Moreover, we could accurately measure poly(A) tail length from Oxford Nanopore cDNA sequencing data. Long homopolymer tracts such as poly(A) tails are inherently error-prone, as the boundaries between adjacent bases can be difficult to distinguish. We used tailfindr to calculate Poly(A) tail length, as it calibrates homopolymer length measurements for individual mRNA molecules, based on the speed at which they traverse the nanopore. The tailfindr calculations accurately reflected our expected poly(A) tail lengths. This method is therefore suitable for identifying poly(A) deletions, which can accumulate in the plasmid template during the plasmid propagation step.
Uniquely, mRNA can also be sequenced without a Reverse Transcription step using Oxford Nanopore chemistry (direct RNA sequencing).
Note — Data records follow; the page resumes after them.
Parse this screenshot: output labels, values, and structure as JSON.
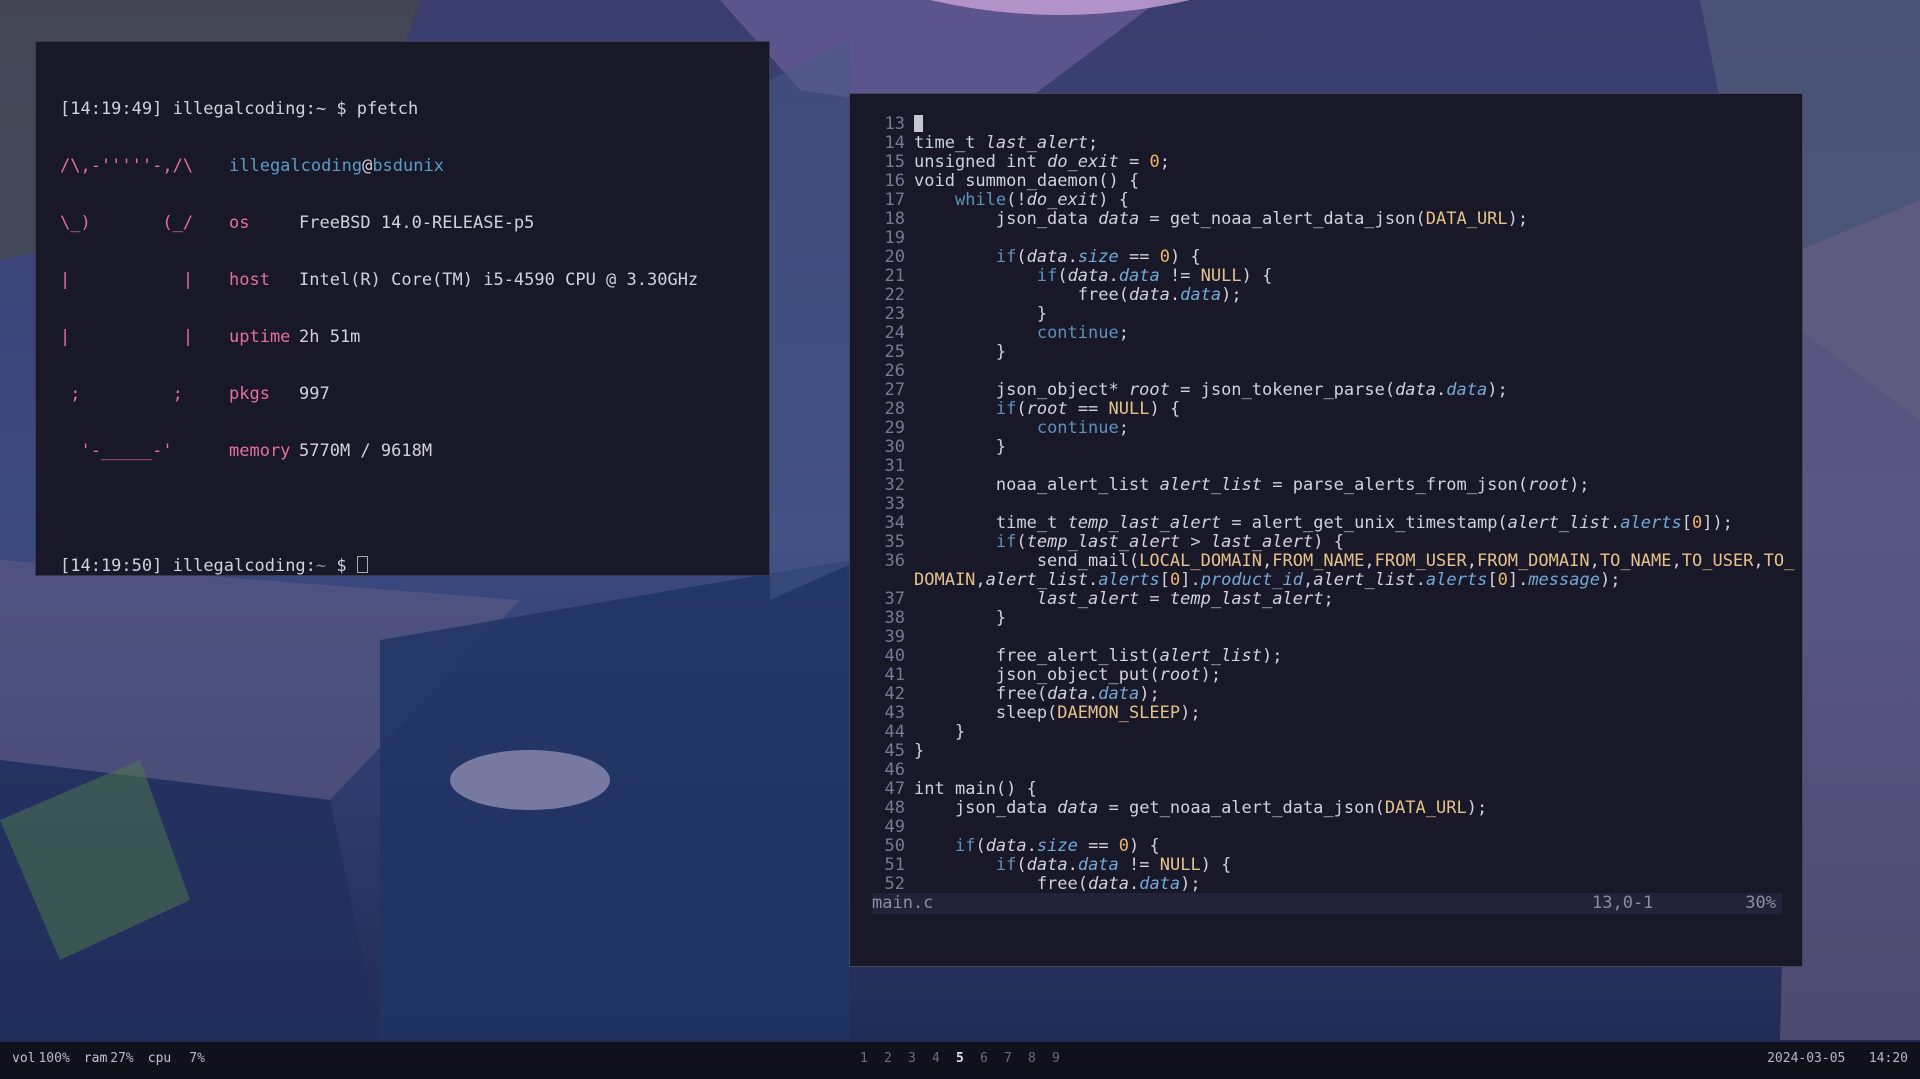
{
  "terminal": {
    "line1": "[14:19:49] illegalcoding:~ $ pfetch",
    "prompt2_time": "[14:19:50]",
    "prompt2_user": "illegalcoding:",
    "prompt2_dir": "~",
    "prompt2_sym": " $ ",
    "fetch": {
      "user": "illegalcoding",
      "at": "@",
      "host": "bsdunix",
      "art": [
        "/\\,-'''''-,/\\",
        "\\_)       (_/",
        "|           |",
        "|           |",
        " ;         ;",
        "  '-_____-'"
      ],
      "rows": [
        {
          "key": "os",
          "value": "FreeBSD 14.0-RELEASE-p5"
        },
        {
          "key": "host",
          "value": "Intel(R) Core(TM) i5-4590 CPU @ 3.30GHz"
        },
        {
          "key": "uptime",
          "value": "2h 51m"
        },
        {
          "key": "pkgs",
          "value": "997"
        },
        {
          "key": "memory",
          "value": "5770M / 9618M"
        }
      ]
    }
  },
  "editor": {
    "filename": "main.c",
    "position": "13,0-1",
    "percent": "30%",
    "line_numbers": [
      "13",
      "14",
      "15",
      "16",
      "17",
      "18",
      "19",
      "20",
      "21",
      "22",
      "23",
      "24",
      "25",
      "26",
      "27",
      "28",
      "29",
      "30",
      "31",
      "32",
      "33",
      "34",
      "35",
      "36",
      "",
      "37",
      "38",
      "39",
      "40",
      "41",
      "42",
      "43",
      "44",
      "45",
      "46",
      "47",
      "48",
      "49",
      "50",
      "51",
      "52"
    ]
  },
  "bar": {
    "vol_label": "vol",
    "vol": "100%",
    "ram_label": "ram",
    "ram": "27%",
    "cpu_label": "cpu",
    "cpu": "7%",
    "workspaces": [
      "1",
      "2",
      "3",
      "4",
      "5",
      "6",
      "7",
      "8",
      "9"
    ],
    "active_workspace": "5",
    "date": "2024-03-05",
    "time": "14:20"
  }
}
This method avoids the errors introduced by Reverse Transcriptases, and polymerases, which are both used to prepare cDNA sequencing libraries. It also maintains the poly(A) tail length information, providing accurate tail measurements, again, using software such as tailfindr. Moreover, direct RNA sequencing preserves the modified bases used in mRNA vaccines, such as N1-methylpseudouridine. Modified bases can be used to boost the efficacy and safety of mRNA drugs by evading the host inflammatory response. At the time of writing, the commercially available Oxford Nanopore base callers do not recognise N1-methylpseudouridine. However, as we observed a characteristic error profile for N1-methylpseudouridine, we predict that subsequent base callers can be trained to recognise it.
Our manuscript shows that Oxford Nanopore sequencing can be used to evaluate mRNA vaccine quality metrics such as mRNA identity, integrity, and purity. Our work provides proof of concept that Oxford Nanopore sequencing can comprehensively measure mRNA vaccine quality. However, our results are based on a single, control mRNA construct.
Our next challenge is to optimise direct RNA sequencing for use by the mRNA manufacturing industry. To achieve this, we are partnering with Oxford Nanopore and the BASE mRNA facility at the University of Queensland to use the most recent RNA sequencing chemistries to evaluate a range of critical quality attributes for different mRNA constructs.
Through measuring mRNA vaccine critical quality attributes in a single test, our research shows that mRNA vaccine quality tests using Oxford Nanopore sequencing have the potential to improve the efficiency and speed of mRNA manufacture. We are excited to see how quality tests such as ours may be used to manufacture the mRNA therapeutics of the future.